En un mundo ucrónico, los bomberos han de modificar sus funciones tradicionales por la aparición de un material incombustible que impide los incendios. Su nueva tarea será la quema de libros. Uno de ellos, Guy Montag, convive con su esposa Mildred, adicta a la televisión y marcadamente superficial. Su plácida y rutinaria vida se ve alterada cuando entabla una relación con Clarisse McClellan, profesora que contraviene las normas y asume la lectura como una necesidad. A partir de ese momento, Montag empieza a cuestionarse el sentido de la libertad y de su propia existencia.
Esta sensación se agudiza cuando días más tarde contempla atónito como una bibliotecaria es capaz de inmolarse junto a sus libros. Su perplejidad y asombro le conducen a robar uno de sus libros, situación que se repetirá en diversas intervenciones más.
Mientras tanto, Clarisse muere atropellada por un coche. El capitán Beatty, su superior, sospecha del cambio de actitud y decide intervenir. En una conversación le señala la superioridad de la sociedad actual, unificadora e integrista, frente a la anterior, sustentada en la libertad de opinión y el pluralismo. Pese a ello, Montag decide contactar con Faber, un profesor retirado que había conocido un año antes y con el que había compartido conversaciones sobre el valor de las ideas.
Hastiado de la inacción de su esposa pese a la inminencia de una guerra atómica, narcotizada por fármacos y la constante emisión televisiva, Montag comienza a exponerle sus ideas sobre la política y la sociedad. El temor a posibles represalias impulsa a Mildred a delatar a su marido, quien atónito contempla como la siguiente misión es quemar su propia casa. Tras verla arder, el capitán Beatty le comunica que tanto él como su interlocutor van a ser arrestados. Montag reacciona quemando vivo al propio capitán con su lanzallamas, y emprende la huida primero a casa de Faber y luego, por consejo de éste, hacia el río, no sin antes observar como todos los televisores están trasmitiendo en directo todo lo que acontece.
Montag consigue su objetivo, y tras alejarse de la ciudad encuentra a un grupo de antiguos profesores también exiliados. Todos ellos han memorizado un texto con el objetivo de asegurar la transmisión del conocimiento. La ciudad es asolada por un terrible bombardeo al que sólo sobreviven Montag y el reducido grupo de intelectuales que van a acometer la reconstrucción de una nueva sociedad.
Con fidelidad al poderoso universo creado por Ray Bradbury, Truffaut recrea una distopía absorbente en la que el poder evita cualquier pensamiento crítico normalizando la quema de libros.

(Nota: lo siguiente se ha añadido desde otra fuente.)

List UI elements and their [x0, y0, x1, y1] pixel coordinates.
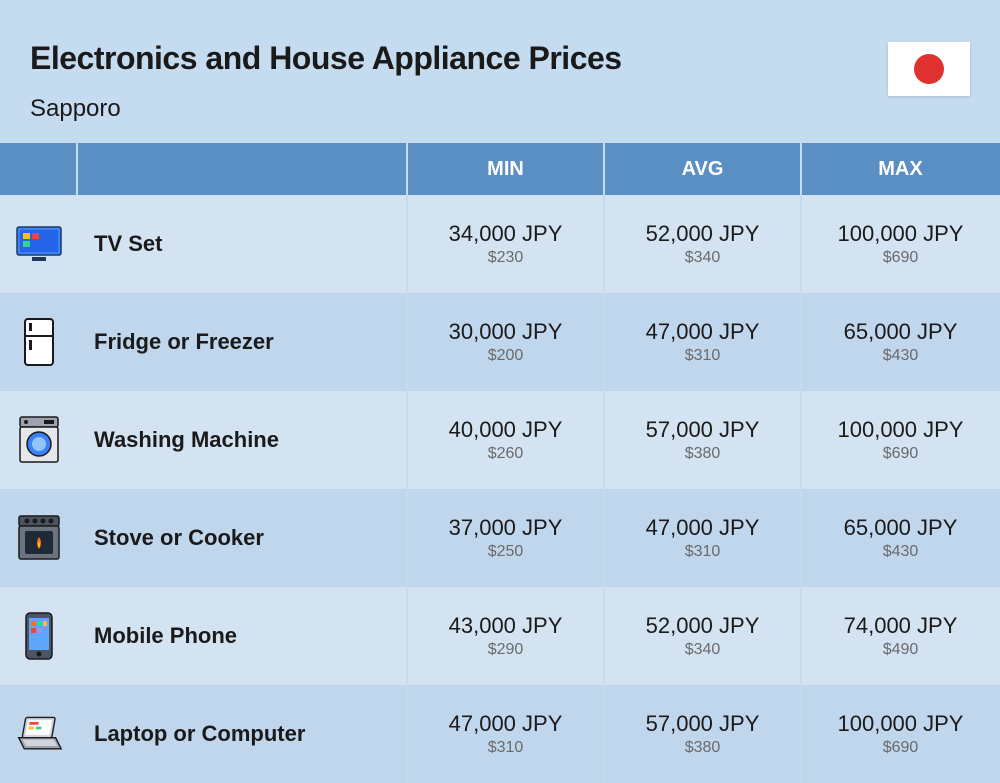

Un bibliocausto legal y quirúrgico, dirigido a consolidar el totalitarismo homogenizador, sustentado además por el anestesiante papel de la televisión. Con una enorme sutileza, se desliza la identificación de la idea de libertad con el libro, la consideración de la lectura como una necesidad vital que incluso conduce a una de sus protagonistas, la bibliotecaria, a compartir el fatal destino de su colección.

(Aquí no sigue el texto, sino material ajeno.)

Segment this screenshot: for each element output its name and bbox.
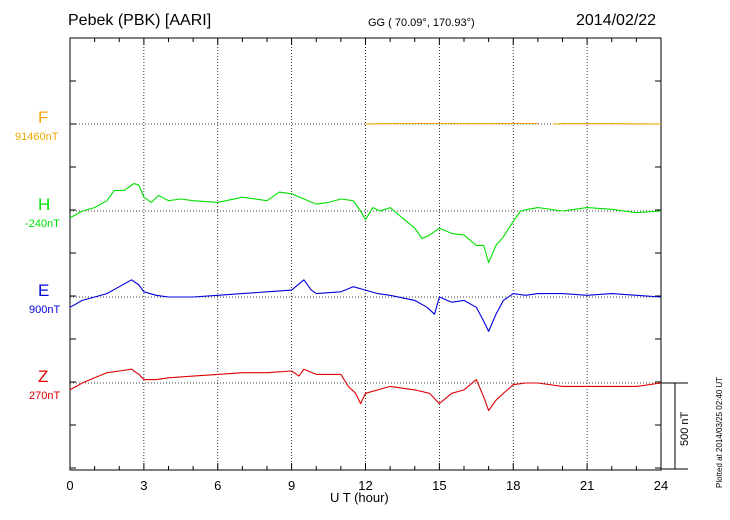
x-tick-label: 9 [288,478,295,493]
x-tick-label: 0 [66,478,73,493]
component-label-e: E [38,281,50,300]
x-tick-label: 21 [580,478,594,493]
x-tick-label: 3 [140,478,147,493]
series-h-line [69,182,662,264]
x-tick-labels: 0 3 6 9 12 15 18 21 24 [66,478,668,493]
component-label-h: H [38,195,51,214]
plot-date: 2014/02/22 [576,12,657,29]
baseline-label-e: 900nT [29,304,61,316]
x-axis-label: U T (hour) [330,490,389,505]
x-tick-label: 18 [506,478,520,493]
axis-ticks [69,38,662,470]
station-coordinates: GG ( 70.09°, 170.93°) [368,17,475,29]
grid-lines [70,38,661,470]
series-e-line [69,279,662,332]
series-z-line [69,368,662,412]
baseline-label-z: 270nT [29,390,61,402]
scale-label: 500 nT [679,411,691,446]
x-tick-label: 15 [432,478,446,493]
series-lines [69,122,662,412]
plotted-timestamp: Plotted at 2014/03/25 02:40 UT [715,376,724,488]
series-f-line [365,122,662,125]
station-title: Pebek (PBK) [AARI] [68,12,212,29]
x-tick-label: 24 [654,478,668,493]
baseline-label-h: -240nT [25,218,60,230]
x-tick-label: 6 [214,478,221,493]
component-label-f: F [38,108,49,127]
component-label-z: Z [38,367,49,386]
baseline-label-f: 91460nT [15,131,59,143]
x-tick-label: 12 [358,478,372,493]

Pero más allá de la represión, de la constante presencia del fuego purificador, subyace una apelación a la esperanza en dos vertientes. Por un lado, la apología de la lectura como elemento emancipador, representada por el personaje de Guy Montag, el aparentemente entusiasta bombero, quien, tras una de sus intervenciones, descubre que un libro le permite abrir la mente, cuestionarse su propia existencia, y descubrir el significado de la palabra “libertad”. Por otro, un poético final, con tintes apocalípticos, en el que el propio Montag se una a un grupo denominado los Hombres-libro, encargados de memorizar y transmitir obras de todo tipo para evitar su pérdida, y poder cimentar una nueva sociedad basada en la tolerancia y el desarrollo intelectual.
La cámara de Truffaut reproduce esa obsesión acompaña la trayectoria literaria Ray Bradbury, consistente en ofrecer una mirada humanística y ética de un futuro pleno de amenazas fundamentalistas, de situar al ser humano ante un espejo para que sea capaz de vislumbrar los peligros de su desnaturalización. La temperatura a la que arde el papel, esos 451 grados farenheit, son un aldabonazo, una llamada de atención ante una sociedad narcotizada y desprendidamente humana.